With no fertiliser used to push the growth on, his silage making is a little later than most farms in the area and there is only one cut made. Last year the 28ha of grass silage was cut in the first week of June.
“The weather was good and dry, and I clearly left it too long before I baled it.” For wrapping, Mr Beaman subscribes to the view that having spent a lot of time, effort and money growing, mowing and baling silage in good condition, it is folly to scrimp on the way it is wrapped and preserved.
And on this score, he insists on applying a minimum of six layers of film – the bales are wrapped using a McHale 998 machine operated by a contractor.
He also likes to put together quite a few bales of hay for use by the youngest stock on the farm and, if the volume allows, for sale. The actual area cut for hay depends on the season and how the grass is being grazed by the farm’s livestock.

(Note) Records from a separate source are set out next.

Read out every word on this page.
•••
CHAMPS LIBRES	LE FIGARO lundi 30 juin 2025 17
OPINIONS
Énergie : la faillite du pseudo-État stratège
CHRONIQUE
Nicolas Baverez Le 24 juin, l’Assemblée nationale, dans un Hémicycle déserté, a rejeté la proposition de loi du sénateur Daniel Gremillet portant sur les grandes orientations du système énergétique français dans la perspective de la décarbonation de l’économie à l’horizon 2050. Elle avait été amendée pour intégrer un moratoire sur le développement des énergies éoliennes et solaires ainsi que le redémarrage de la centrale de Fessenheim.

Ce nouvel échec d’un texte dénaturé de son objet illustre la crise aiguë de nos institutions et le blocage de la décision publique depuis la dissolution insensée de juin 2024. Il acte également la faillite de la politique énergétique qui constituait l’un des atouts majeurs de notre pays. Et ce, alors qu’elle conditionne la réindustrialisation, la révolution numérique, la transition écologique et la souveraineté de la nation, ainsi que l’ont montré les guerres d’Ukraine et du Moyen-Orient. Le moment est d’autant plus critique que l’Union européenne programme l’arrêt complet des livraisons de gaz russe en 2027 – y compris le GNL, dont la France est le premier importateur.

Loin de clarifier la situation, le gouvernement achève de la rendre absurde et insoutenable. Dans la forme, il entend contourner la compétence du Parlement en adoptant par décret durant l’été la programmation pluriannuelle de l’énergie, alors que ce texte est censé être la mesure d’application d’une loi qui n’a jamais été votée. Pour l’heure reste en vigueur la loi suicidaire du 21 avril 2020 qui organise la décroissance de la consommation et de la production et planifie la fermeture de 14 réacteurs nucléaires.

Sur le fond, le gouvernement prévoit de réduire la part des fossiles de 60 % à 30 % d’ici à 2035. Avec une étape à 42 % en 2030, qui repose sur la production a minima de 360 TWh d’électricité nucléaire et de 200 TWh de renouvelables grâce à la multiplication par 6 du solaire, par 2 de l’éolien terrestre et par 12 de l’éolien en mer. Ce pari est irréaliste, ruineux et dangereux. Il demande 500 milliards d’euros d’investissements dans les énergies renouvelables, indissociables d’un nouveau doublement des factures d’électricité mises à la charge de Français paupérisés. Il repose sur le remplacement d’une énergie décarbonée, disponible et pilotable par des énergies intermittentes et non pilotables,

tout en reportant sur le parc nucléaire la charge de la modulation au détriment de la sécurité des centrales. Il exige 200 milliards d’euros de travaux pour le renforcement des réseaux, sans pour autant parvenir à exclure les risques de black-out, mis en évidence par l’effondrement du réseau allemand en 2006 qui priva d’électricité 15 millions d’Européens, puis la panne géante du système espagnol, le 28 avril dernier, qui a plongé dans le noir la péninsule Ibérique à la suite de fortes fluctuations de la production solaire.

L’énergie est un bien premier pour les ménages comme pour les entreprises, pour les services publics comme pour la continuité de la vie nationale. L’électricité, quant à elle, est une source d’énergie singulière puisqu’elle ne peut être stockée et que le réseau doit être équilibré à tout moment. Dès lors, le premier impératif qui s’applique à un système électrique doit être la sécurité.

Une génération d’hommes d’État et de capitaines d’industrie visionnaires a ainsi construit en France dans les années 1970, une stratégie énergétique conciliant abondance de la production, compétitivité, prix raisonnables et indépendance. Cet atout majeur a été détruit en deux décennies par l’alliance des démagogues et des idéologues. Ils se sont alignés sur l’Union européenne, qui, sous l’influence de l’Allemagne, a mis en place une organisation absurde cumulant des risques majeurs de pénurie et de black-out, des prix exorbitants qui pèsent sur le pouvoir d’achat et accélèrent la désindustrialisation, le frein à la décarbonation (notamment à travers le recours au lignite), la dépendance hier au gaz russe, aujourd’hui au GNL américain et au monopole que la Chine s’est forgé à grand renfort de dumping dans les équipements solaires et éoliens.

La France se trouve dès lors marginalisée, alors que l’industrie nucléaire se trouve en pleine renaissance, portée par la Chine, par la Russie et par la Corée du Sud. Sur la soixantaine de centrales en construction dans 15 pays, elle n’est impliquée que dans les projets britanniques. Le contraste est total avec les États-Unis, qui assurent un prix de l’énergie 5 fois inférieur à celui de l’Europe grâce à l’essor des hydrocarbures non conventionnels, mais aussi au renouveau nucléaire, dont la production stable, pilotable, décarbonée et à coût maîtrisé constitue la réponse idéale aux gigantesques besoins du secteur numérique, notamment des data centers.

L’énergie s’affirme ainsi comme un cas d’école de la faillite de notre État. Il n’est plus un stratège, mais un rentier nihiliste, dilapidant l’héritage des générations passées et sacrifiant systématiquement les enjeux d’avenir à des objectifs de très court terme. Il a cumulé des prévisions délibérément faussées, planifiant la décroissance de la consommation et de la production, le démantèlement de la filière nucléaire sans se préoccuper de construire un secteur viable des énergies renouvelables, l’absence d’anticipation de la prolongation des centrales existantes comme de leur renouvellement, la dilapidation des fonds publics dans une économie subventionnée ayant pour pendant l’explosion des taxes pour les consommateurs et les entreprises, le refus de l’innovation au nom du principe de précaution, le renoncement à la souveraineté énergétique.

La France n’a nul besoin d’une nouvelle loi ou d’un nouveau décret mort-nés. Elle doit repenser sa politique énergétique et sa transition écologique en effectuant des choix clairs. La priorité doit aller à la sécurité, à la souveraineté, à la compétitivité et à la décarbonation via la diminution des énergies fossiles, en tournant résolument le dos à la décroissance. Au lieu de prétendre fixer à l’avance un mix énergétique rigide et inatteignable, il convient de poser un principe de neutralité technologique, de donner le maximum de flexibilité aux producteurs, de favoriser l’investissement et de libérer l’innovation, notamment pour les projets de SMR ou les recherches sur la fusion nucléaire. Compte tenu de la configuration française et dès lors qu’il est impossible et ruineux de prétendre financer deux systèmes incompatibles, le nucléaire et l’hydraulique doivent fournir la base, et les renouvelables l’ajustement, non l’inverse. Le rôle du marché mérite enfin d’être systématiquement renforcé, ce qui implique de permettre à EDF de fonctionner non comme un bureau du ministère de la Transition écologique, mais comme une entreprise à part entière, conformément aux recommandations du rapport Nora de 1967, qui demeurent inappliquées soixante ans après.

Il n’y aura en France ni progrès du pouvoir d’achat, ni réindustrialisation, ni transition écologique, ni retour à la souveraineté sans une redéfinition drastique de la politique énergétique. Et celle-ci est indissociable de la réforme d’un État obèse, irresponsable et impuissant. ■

This year Mr Beaman reports selling a couple of loads of baled hay, stacked in containers, to a customer in Malta – something which he hopes will perpetuate into this year’s financial accounting period.
Although it is relatively early days, the new mixer wagon has made quite an impact on both the farm and its farmer. Financially, although it’s is difficult at this stage to put precise figures to it, Mr Beaman reckons that his cattle are finishing in better condition and in less time than before.
“The prices we receive are dictated by the market but, overall I think we are making some headway,” he explains. And having reappraised this important sector of the business, he now feels he may be better off producing good quality store cattle to achieve a quicker turnover of cattle.
“When it comes down to it, I can’t really compete with the bigger boys in the beef fattening business,” he says. “But these places need to have a decent source of quality stores to draw upon, and I think I could now be in a position to make a contribution to this demand.”
The next year or so are likely to be interesting times for Mr Beaman as his plans come to fruition. As he himself says, a relatively small farm, such as his, needs to maximise its resources if it is to have any chance of long-term survival.